Being together one day was no guarantee we’d see each other the next. He’d go to the studio to write or rehearse, he’d go out for a pack of cigarettes—and that would be the last I’d hear from him until he reappeared. One day when he did (missing a tooth, wearing an ugly hat, and sporting a scraggly beard), he couldn’t remember when he’d last eaten or slept. I gave him something so he’d calm down and sleep, and when his head hit the pillow, he was out for twenty-four
hours. He tossed, he turned, he muttered, and he sweat, soaking the linens right through. I didn’t know that was not a safe way to go through detox. When he woke up, he woke up in withdrawal. And it was New Year’s Eve.
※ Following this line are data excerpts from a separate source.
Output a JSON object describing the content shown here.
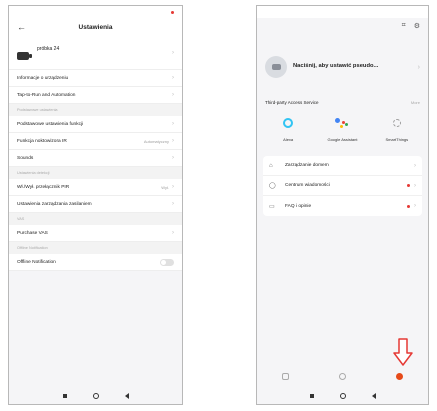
{
  "left": {
    "status": {
      "time": "",
      "right": ""
    },
    "header": {
      "title": "Ustawienia"
    },
    "device": {
      "name": "próbka 24"
    },
    "rows_a": [
      {
        "label": "Informacje o urządzeniu"
      },
      {
        "label": "Tap-to-Run and Automation"
      }
    ],
    "section1": "Podstawowe ustawienia",
    "rows_b": [
      {
        "label": "Podstawowe ustawienia funkcji",
        "value": ""
      },
      {
        "label": "Funkcja noktowizora IR",
        "value": "Automatyczny"
      },
      {
        "label": "Sounds",
        "value": ""
      }
    ],
    "section2": "Ustawienia detekcji",
    "rows_c": [
      {
        "label": "Wł./Wył. przełącznik PIR",
        "value": "Wył."
      },
      {
        "label": "Ustawienia zarządzania zasilaniem",
        "value": ""
      }
    ],
    "section3": "VAS",
    "rows_d": [
      {
        "label": "Purchase VAS"
      }
    ],
    "section4": "Offline Notification",
    "rows_e": [
      {
        "label": "Offline Notification"
      }
    ]
  },
  "right": {
    "status": {
      "time": "",
      "right": ""
    },
    "topicons": {
      "scan": "⌗",
      "settings": "⚙"
    },
    "profile": {
      "title": "Naciśnij, aby ustawić pseudo...",
      "subtitle": ""
    },
    "tps": {
      "title": "Third-party Access Service",
      "more": "More"
    },
    "services": [
      {
        "name": "Alexa"
      },
      {
        "name": "Google Assistant"
      },
      {
        "name": "SmartThings"
      }
    ],
    "menu": [
      {
        "label": "Zarządzanie domem",
        "icon": "home-icon"
      },
      {
        "label": "Centrum wiadomości",
        "icon": "message-icon"
      },
      {
        "label": "FAQ i opinie",
        "icon": "faq-icon"
      }
    ],
    "tabs": [
      {
        "label": ""
      },
      {
        "label": ""
      },
      {
        "label": ""
      }
    ],
    "arrow_color": "#e53935",
    "dot_color": "#e53935"
  }
}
“I’m supposed to be at my house,” he said. “My brother-in-law is throwing a party there.”

My brother-in-law
were not words I wanted to hear. “Jannina’s brother?” I asked.

“Yes,” he said.

“Will she be there?”

“Yes,” he said.

I was too pathetic to ask him to leave. I just wanted him home with me. I wanted a “happy” happy New Year’s, but Scott was on his way home to his wife. Legal papers changed nothing, and I was right back where I started. Happy New Year’s.

 

Early one morning
, I was driving on the freeway, realized that I was driving high, and couldn’t remember for sure when this particular coke binge had started or how long I’d been at it. I saw a black-and-white cop car behind me in the rearview mirror and braced myself for what was going to happen next. Nothing did. He pulled around me, passed, drove on down the road. This can’t be good, I thought.

Charlize had purchased a big house in L.A., and it was scheduled to be totally remodeled while she was away shooting a movie. Because I was traveling so much, I’d given up my apartment and basically camped at this house whenever I had jobs in town. Except for a bed and my computer in the master bedroom, the house was
empty. Everyone who came over thought it was spooky, but in the beginning, the darkness, the stillness, the emptiness didn’t bother me. It had a very Old Hollywood vibe; interesting people led interesting lives here, I thought. Sometimes at night I’d turn on the pool lights and go for a swim by myself—it was warm, like bathwater.
Someday I’m going to live in a big house all by myself and do what I want—stay up all night, sleep all day—and nobody will bug me or tell me what to do
. That had been the dream of that long-ago seventh-grade girl, riding her blue bike all over Coronado Island. Well, so, here I was, dream come true. Alone in an empty house, coked-up, driving stoned. Not exactly what I’d had in mind. Suddenly I was deeply afraid.

Anthony had been sober for a long time, and I felt closer to him than I did to my dearest girlfriends, who I’d so far managed to keep in the dark about what I was doing. And so I called, looking for him, asking for help. But he was out of the country. His tour manager, Louie Matthieu, was my friend, too, and well along in his own recovery. When I told him what was going on, he said he was on his way.

When Louie got there, I was huddled on the floor in one of the many empty bedrooms. He drove me to his own home, where I sat in his living room with his wife and new baby while he made some calls. “This is how it works,” he explained. He would take me to a place where I could detox; from there, we’d find some kind of rehab setup. He drove me to the Exodus Recovery Center in the Daniel Freeman Marina Hospital in Marina del Rey.

Because I’d checked in at night, no one from the counseling staff was on duty. Sitting at the nurses’ station, I went through the first step in the process, what they call “intake”—answering questions
about my general health, my family history, a list of whatever drugs I’d been taking. I didn’t think the list was all that bad until I actually started to recite it. Xanax, for anxiety (from more than one doctor); Vicodin, thanks to the dentist (and my own trickiness with the written prescription, circling five refills); muscle relaxers, on a renewable prescription after the bad ecstasy trip that had closed my throat. And cocaine. A lot of cocaine. Oh, and I’d been drinking steadily, too. I was deep in chemical soup.